Senior leaders at Buckinghamshire New University (BNU) – which THE analysis showed as topping a list of universities with the highest number of subcontracted students – have authored a debate paper for the Higher Education Policy Institute, which argues that the sector should develop a code of practice to be adopted by franchisors.

It also says “rapid, light-touch and low-cost regulation” from the Office for Students is needed, with the authors – BNU’s vice-chancellor Nick Braisby, commercial and business development director Ian Harper and deputy vice-chancellor Damien Page – calling for the regulator to incorporate franchisees into a new section of its register of providers.

Franchising – whereby a university subcontracts out the delivery of a course to another provider – has become increasingly popular in recent years, with the number of students enrolled doubling from 50,440 in 2018-19 to 108,600 in 2021-22, according to a recent National Audit Office report.

This report also highlighted fraud in the student loan system connected to franchised provision, while the OfS has also said it will prioritise franchised courses as part of its next series of investigations into poor student outcomes.
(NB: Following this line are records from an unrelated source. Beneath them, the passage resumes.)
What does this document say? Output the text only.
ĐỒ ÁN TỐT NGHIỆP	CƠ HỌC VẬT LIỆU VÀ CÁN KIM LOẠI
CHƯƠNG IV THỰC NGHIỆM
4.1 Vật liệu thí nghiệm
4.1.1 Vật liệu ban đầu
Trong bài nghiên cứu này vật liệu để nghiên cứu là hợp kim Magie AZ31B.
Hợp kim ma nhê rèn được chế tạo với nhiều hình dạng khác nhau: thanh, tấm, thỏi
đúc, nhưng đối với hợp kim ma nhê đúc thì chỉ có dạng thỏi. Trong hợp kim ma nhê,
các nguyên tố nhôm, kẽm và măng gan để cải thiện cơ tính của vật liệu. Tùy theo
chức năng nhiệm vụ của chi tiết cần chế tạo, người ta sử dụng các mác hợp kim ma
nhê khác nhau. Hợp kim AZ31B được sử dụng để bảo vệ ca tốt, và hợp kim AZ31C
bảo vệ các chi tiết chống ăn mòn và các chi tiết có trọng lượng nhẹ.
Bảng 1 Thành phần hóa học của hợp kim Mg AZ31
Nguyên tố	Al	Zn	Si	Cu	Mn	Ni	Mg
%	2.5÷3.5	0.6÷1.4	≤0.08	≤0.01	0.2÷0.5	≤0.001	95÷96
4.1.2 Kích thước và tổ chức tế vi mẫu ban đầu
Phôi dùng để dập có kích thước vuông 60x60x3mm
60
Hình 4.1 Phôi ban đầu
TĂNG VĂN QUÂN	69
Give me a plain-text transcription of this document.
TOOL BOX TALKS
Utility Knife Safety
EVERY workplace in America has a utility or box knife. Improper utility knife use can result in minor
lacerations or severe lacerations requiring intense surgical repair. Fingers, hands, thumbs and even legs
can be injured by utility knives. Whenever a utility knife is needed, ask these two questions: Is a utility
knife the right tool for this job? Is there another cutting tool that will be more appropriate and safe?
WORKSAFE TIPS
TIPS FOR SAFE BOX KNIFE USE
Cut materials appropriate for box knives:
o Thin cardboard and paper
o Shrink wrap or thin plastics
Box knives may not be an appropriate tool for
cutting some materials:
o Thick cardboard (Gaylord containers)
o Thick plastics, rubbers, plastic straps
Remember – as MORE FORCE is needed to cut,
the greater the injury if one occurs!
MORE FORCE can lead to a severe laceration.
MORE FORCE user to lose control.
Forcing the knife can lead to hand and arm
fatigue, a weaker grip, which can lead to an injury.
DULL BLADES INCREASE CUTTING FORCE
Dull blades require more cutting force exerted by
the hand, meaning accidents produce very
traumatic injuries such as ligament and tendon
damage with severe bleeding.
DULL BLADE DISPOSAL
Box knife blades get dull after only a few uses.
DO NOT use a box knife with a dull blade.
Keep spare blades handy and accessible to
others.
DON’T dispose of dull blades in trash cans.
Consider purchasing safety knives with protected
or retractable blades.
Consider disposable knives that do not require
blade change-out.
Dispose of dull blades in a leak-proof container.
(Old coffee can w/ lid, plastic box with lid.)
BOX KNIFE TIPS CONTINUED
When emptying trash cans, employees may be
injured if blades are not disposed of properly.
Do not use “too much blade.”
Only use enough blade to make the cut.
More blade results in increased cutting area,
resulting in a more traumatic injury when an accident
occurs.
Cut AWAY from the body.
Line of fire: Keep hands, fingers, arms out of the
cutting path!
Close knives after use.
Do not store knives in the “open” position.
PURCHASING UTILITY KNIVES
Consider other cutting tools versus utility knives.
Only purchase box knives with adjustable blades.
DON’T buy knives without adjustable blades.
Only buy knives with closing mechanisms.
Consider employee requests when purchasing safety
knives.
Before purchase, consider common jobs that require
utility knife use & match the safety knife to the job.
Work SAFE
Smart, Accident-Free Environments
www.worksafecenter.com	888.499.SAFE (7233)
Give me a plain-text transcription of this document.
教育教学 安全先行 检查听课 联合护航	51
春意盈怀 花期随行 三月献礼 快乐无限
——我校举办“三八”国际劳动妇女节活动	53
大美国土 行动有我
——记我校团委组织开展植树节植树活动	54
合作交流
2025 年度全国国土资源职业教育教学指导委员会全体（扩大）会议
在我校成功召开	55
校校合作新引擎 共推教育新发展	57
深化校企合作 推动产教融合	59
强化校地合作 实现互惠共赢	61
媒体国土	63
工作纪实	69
“Franchise provision will need to meet ever increasing assurance requirements, including the need to protect public funds from the risk of fraud and students from the risk of mis-selling”, the report for Hepi says.

“If the sector fails to respond to this challenge, there is a real risk that the franchise baby will be thrown out with the bathwater. All that is good about franchise provision could be lost.”

BNU has already started developing a new relationship with its franchise partners, the paper says, “asking them to engage with us more deeply and with more focus in a way that is proportionate to perceived risk”.

This includes closer control of admissions practices, in-person visits from university staff to verify student attendance records and more scrutiny of finances and governance.

Recruitment of international students is “heavily restricted”, distance limits are being introduced between a partner’s campus and a student’s term-time address, and BNU has introduced its own student number control system to “ensure that individual partners are able to balance growth aspirations with quality requirements”, the report says.

But, it adds, action is needed beyond the powers of individual institutions, and it calls for the regulator to step in and register franchisees by collecting a “minimal set of information required to support due diligence – for example, ownership, finances, governance arrangements, registered offices and campus locations”.

Any franchisee not on this OfS’ register would be prohibited by the code of practice from partnering with universities, and the report also calls for the regulator to make available to lead providers any risks it identifies in relation to the institutions they are working with.

Professor Braisby said franchising brought many benefits for “widening participation, enhancing choice and flexibility for students and helping to level the playing field for higher education providers of all types”.

“However, to give greater assurances to stakeholders, we believe franchise provision needs to be managed for the long-term and through collaborative relationships among franchisors and franchisees,” he added.

The changes proposed in the report “would see franchise provision thought of differently”, Professor Braisby said, “not as a threat to the UK’s enviable reputation for quality, but as a different type of delivery model that enables more students to choose and succeed in higher education”.